Exposer quelques-unes de ces considérations, c’est expliquer le motif qui m’engage à publier le résultat de mes études sur l’insurrection chinoise. Je me suis trouvé plusieurs fois en contact avec quelques-uns des principaux acteurs de ce grand drame national, j’ai patiemment recueilli sur les lieux mêmes les documens où il faut en chercher l’histoire, et j’entreprends ici de les contrôler par mes souvenirs, mes observations et mes impressions personnelles. Je sais par expérience qu’on n’y puise pas toujours des données authentiques.
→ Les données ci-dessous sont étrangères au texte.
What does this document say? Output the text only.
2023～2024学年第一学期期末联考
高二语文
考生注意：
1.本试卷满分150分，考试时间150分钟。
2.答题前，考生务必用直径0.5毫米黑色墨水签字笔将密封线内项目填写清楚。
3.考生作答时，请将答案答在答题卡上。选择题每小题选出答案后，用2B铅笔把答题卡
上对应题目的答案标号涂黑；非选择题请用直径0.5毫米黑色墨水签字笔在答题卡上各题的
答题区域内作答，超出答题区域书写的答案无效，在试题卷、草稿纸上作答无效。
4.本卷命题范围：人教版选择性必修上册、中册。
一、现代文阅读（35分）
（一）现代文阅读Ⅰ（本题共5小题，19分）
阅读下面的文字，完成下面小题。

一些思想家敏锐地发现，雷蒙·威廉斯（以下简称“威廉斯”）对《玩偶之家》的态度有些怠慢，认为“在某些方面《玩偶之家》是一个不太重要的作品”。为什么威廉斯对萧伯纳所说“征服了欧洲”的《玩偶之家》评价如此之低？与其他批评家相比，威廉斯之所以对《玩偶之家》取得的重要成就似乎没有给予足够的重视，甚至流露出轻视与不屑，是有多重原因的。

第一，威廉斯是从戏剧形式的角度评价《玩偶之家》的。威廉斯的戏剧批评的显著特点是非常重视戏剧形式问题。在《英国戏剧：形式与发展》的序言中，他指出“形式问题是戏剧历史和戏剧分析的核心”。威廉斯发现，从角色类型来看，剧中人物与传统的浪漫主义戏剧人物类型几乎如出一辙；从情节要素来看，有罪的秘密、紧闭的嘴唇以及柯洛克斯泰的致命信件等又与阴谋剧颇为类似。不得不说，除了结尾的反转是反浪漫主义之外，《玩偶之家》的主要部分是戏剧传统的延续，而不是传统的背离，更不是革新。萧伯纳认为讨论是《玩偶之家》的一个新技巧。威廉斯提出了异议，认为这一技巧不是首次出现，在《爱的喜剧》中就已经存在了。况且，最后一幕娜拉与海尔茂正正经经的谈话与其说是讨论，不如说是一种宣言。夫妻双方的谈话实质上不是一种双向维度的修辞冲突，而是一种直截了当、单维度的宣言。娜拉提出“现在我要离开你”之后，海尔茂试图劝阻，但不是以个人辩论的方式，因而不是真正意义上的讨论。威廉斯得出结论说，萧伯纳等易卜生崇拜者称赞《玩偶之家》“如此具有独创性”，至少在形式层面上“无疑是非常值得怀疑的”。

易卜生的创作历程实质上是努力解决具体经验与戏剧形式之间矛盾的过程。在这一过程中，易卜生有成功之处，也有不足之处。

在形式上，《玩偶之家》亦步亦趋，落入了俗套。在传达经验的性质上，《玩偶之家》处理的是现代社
La Gazette de Pékin agrandit systématiquement les succès des armes impériales, et en atténue constamment les revers ; les proclamations des rebelles s’adressent aux populations qu’ils veulent gagner, ou aux étrangers qu’ils veulent séduire. Les relations des courageux et indulgens visiteurs que Nankin et Sou-tchéou ont accueillis renferment quelquefois de complaisantes réticences qui dissimulent habilement l’austère réalité. Dégager le vrai des exagérations officielles ou officieuses qui l’obscurcissent ou le dénaturent, raconter ce que j’ai vu moi-même, dire tout ce que j’ai pu apprendre sur des événemens dont les conséquences touchent d’aussi près à l’avenir de nos relations diplomatiques et commerciales avec la Chine, telle est la tâche que j’essaierai de remplir. Les causes probables de l’insurrection, ses premiers progrès nous occuperont d’abord ; nous l’étudierons ensuite dans sa période récente, et à Nankin même, dont elle a fait sa capitale.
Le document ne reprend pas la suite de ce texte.